Brideshead Revisited (Evelyn Waugh) is one of my favorite novels of all time. The current version did not need to be made, since the BBC had already done a marvelous mini-series starring Anthony Andrews and Jeremy Irons. If the current version somehow had to be made, it didn't need to totally reverse characterization (in the book Charles Ryder says Brideshead Castle should go to the heir presumptive; in the movie he covets it throughout for himself.) The film did not need to polarize complex and subtle characters into good-bad. It did not need to change the ending, and thus the point of the entire book. It didn't need to do those things, but it did them, and the result is an unqualified disaster. Do not see this movie.
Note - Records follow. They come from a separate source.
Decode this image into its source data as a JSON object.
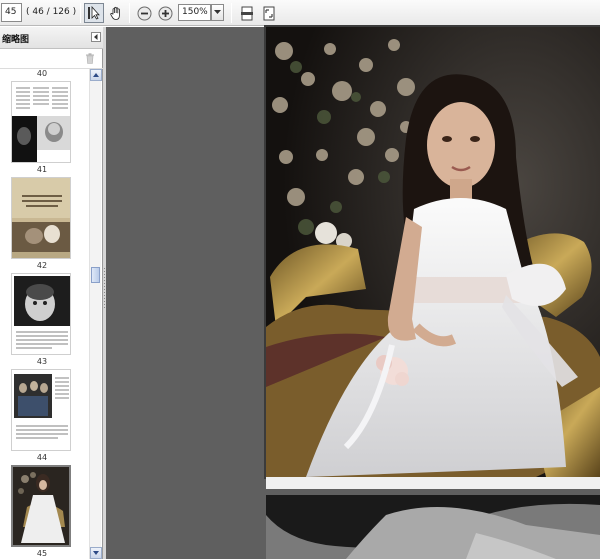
{
  "toolbar": {
    "current_page": "45",
    "page_count": "( 46 / 126 )",
    "zoom": "150%",
    "icons": [
      "select-tool-icon",
      "hand-tool-icon",
      "zoom-out-icon",
      "zoom-in-icon",
      "fit-width-icon",
      "fit-page-icon"
    ]
  },
  "panel": {
    "title": "缩略图",
    "thumbnails": [
      {
        "label": "40"
      },
      {
        "label": "41"
      },
      {
        "label": "42"
      },
      {
        "label": "43"
      },
      {
        "label": "44"
      },
      {
        "label": "45"
      }
    ]
  },
  "colors": {
    "doc_background": "#5f5f5f",
    "scroll_accent": "#b9cbe8"
  }
}
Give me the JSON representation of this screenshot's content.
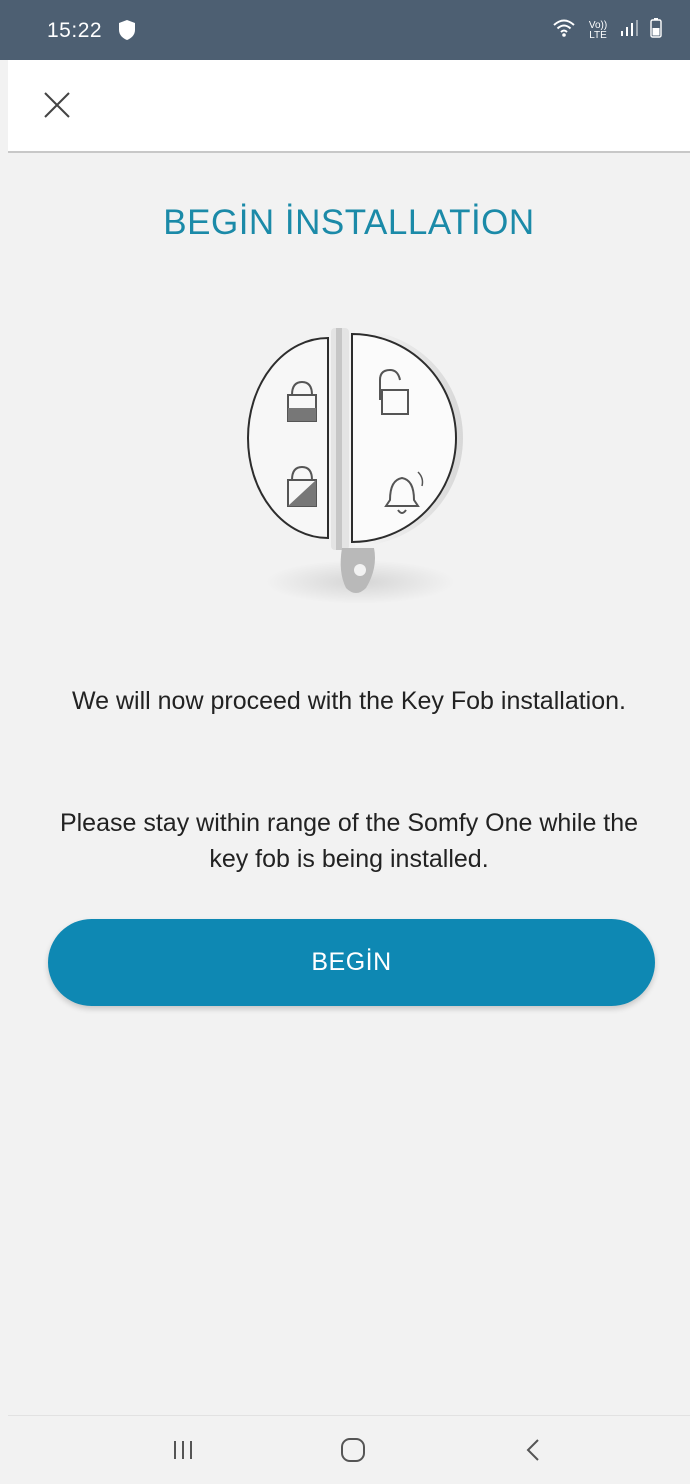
{
  "status_bar": {
    "time": "15:22",
    "volte_top": "Vo))",
    "volte_bottom": "LTE",
    "icons": [
      "shield-icon",
      "wifi-icon",
      "volte-icon",
      "signal-icon",
      "battery-icon"
    ]
  },
  "header": {
    "close_icon": "close-icon"
  },
  "main": {
    "title": "BEGİN İNSTALLATİON",
    "image": "key-fob-illustration",
    "message_1": "We will now proceed with the Key Fob installation.",
    "message_2": "Please stay within range of the Somfy One while the key fob is being installed.",
    "begin_label": "BEGİN"
  },
  "nav_bar": {
    "buttons": [
      "recents-icon",
      "home-icon",
      "back-icon"
    ]
  },
  "colors": {
    "status_bar_bg": "#4d5f72",
    "accent": "#1b8aa8",
    "button_bg": "#0e88b3",
    "background": "#f2f2f2"
  }
}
On the other hand, Wall-e is charming. It contains no ideas that Fred Pohl, Cyril Kornbluth, or Arthur Clarke were not exploring in the 1950's: a consumerist society growing fat and powerless, the exodus from a ruined Earth, the survival of machines after we leave. But Wall-e embodies these ideas in robots that are inventive, appealing, and just plain fun to watch. There are sly nods to 2001: A Space Odyssey, to Star Wars, to less well-known SF. When I left the theater, I felt like humming a quick chorus of "Everything Old Is New Again."
Was this partly because my expectations of Brideshead were greater than for an animated movie for kids? Undoubtedly. But the contrast isn't totally a matter of expectations. It also grows from film makers who treat their material with both respect and pleasure. Waugh deserved better.